Lucie had assumed she would tell Thanasis about the memory that had come back to her, but now found something holding her back.
Why couldn’t her first real memory of those missing months have been a good one? Why couldn’t it have been of them laughing or, even better, making love, not of the aftermath of an argument where he’d walked out on her and she’d been fighting back tears she would never let him see.
Whywouldn’t she have wanted him to see her cry? She’d never been much of a crier but she’d never been ashamed of her tears the few times they’d leaked out over her life.
And why was she too frightened to ask him about it?
But she needed to say something. ‘When we were living in your apartment… Did Athena visit much?’
There was only the slightest hesitation. ‘A few times that I know of. What makes you ask?’
‘A dream I had.’ That much she could tell him, and now she did look at him.

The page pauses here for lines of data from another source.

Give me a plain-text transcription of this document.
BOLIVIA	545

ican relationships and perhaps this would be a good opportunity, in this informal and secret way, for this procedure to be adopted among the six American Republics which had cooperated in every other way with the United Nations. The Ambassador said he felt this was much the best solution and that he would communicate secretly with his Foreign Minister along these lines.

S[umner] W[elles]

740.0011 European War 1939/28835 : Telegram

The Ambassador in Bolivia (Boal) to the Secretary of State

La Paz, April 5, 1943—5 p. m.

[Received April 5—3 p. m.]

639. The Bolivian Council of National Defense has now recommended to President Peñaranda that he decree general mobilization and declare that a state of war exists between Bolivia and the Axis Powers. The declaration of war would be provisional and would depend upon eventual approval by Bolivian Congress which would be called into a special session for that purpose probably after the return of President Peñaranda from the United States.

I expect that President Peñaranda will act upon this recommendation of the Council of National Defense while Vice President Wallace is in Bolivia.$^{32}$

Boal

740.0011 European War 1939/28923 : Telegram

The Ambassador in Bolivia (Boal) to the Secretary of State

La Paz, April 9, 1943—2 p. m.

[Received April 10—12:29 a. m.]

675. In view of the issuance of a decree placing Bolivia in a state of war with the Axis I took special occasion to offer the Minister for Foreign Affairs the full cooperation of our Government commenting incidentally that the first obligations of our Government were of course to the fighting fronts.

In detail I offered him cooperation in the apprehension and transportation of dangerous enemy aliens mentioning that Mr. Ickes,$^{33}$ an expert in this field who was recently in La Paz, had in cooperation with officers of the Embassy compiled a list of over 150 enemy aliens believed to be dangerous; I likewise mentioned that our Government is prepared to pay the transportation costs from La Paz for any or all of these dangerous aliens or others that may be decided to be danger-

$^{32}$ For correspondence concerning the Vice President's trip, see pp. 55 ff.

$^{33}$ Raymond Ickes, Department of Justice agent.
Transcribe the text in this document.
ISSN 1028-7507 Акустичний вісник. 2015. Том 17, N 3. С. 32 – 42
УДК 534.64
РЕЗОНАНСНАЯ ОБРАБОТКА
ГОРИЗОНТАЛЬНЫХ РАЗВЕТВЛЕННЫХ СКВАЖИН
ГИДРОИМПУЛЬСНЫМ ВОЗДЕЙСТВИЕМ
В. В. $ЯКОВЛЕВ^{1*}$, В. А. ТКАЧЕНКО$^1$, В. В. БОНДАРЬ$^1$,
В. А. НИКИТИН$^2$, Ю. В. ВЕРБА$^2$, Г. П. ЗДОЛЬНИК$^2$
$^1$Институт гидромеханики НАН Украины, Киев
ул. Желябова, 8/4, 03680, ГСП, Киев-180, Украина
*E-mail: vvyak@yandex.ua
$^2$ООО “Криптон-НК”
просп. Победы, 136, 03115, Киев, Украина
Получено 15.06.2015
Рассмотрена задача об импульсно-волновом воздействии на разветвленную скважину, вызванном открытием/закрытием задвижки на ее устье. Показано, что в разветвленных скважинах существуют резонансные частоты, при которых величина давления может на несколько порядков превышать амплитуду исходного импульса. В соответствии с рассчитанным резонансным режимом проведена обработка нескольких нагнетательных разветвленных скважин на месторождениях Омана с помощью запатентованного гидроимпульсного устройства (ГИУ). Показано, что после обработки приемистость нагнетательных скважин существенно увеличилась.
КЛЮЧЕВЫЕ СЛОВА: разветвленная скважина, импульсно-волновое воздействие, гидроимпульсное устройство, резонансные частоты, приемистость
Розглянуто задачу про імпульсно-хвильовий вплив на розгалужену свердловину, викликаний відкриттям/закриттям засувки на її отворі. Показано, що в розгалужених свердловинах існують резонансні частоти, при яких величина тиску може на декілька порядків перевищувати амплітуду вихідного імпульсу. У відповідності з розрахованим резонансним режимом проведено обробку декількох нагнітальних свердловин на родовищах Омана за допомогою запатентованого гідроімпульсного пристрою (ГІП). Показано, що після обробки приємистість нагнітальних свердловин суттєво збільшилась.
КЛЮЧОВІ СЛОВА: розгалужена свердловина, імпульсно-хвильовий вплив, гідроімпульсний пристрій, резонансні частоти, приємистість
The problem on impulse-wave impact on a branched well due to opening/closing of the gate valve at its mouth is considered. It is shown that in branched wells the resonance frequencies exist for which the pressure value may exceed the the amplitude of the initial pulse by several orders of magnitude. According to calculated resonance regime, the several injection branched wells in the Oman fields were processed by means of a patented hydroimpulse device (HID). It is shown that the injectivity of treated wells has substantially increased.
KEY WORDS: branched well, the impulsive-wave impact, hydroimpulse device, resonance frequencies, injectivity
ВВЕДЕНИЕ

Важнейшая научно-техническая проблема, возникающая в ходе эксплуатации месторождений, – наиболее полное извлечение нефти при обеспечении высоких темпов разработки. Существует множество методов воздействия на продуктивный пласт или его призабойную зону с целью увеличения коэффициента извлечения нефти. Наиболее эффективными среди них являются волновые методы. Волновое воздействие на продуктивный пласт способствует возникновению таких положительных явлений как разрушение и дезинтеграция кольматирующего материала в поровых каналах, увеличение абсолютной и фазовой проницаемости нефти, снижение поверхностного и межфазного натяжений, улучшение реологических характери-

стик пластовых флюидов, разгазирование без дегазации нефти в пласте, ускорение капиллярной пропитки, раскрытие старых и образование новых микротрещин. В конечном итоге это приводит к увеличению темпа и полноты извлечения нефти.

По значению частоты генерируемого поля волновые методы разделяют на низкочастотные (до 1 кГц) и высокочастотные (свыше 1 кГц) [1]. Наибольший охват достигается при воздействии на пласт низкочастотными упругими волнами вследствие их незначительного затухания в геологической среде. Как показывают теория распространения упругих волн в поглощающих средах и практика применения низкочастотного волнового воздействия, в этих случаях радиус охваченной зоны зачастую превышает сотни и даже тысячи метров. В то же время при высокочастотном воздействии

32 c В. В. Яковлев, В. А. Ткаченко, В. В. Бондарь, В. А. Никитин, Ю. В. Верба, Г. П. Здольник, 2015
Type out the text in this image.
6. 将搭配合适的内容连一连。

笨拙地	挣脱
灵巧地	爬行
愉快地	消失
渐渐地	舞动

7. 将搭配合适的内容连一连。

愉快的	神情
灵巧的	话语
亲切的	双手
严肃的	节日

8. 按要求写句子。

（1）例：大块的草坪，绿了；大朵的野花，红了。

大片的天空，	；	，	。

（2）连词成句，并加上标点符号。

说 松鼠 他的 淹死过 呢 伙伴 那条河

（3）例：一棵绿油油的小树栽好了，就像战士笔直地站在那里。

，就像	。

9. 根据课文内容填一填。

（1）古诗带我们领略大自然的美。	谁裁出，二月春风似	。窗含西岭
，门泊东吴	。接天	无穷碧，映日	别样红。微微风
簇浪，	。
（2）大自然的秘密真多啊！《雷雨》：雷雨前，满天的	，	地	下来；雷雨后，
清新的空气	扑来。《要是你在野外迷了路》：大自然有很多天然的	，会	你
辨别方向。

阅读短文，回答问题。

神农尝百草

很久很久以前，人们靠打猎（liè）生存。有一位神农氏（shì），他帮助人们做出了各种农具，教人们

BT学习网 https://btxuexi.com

He’d raised an eyebrow in question.
‘The other night,’ she explained. ‘I thought it was a dream but now I think it might have been a memory.’
‘And you think that because?’
She kept her stare on him, wanting to gauge his reaction although she didn’t quite know why she wanted to gauge it. ‘Do you have black leather sofas and a glass coffee table?’
His face moved a little closer to hers. There was the slightest flicker in his eye. ‘You remember them?’
‘Yes.’
‘Anything else?’
She chose her words carefully. ‘Nothing specific, but in my dream Athena was laughing at me, which is nothing unusual for her but the way it made me feel in the dream was unusual. Normally whatever she says to me rolls off—the only way to deal with her is to be Teflon coated—but whatever she said had really upset me.’
There was a tightness in his voice. ‘Can you remember what she said? What she was laughing about?’
‘No. Is it real, then, the dream? Did I discuss it with you?’
‘No, but, Lucie…’ His features loosened a touch. Slowly, he reached for her. Suddenly she found herself holding her breath as his thumb traced over her cheek. ‘Athena has always been poisonous to you. Sheispoison. If you remember nothing else, remember that.’
The small, tender act of intimacy was over before she could take a breath. Before she could even open her mouth to speak, he expelled a short decisive breath and, with a rueful smile, got to his feet. ‘I need to get changed. My helicopter will be landing shortly.’
She stared at him dumbly. ‘You’re going somewhere?’
‘I have business in Athens.’
She stared even more dumbly. This was the first she’d heard of it. ‘Can I come?’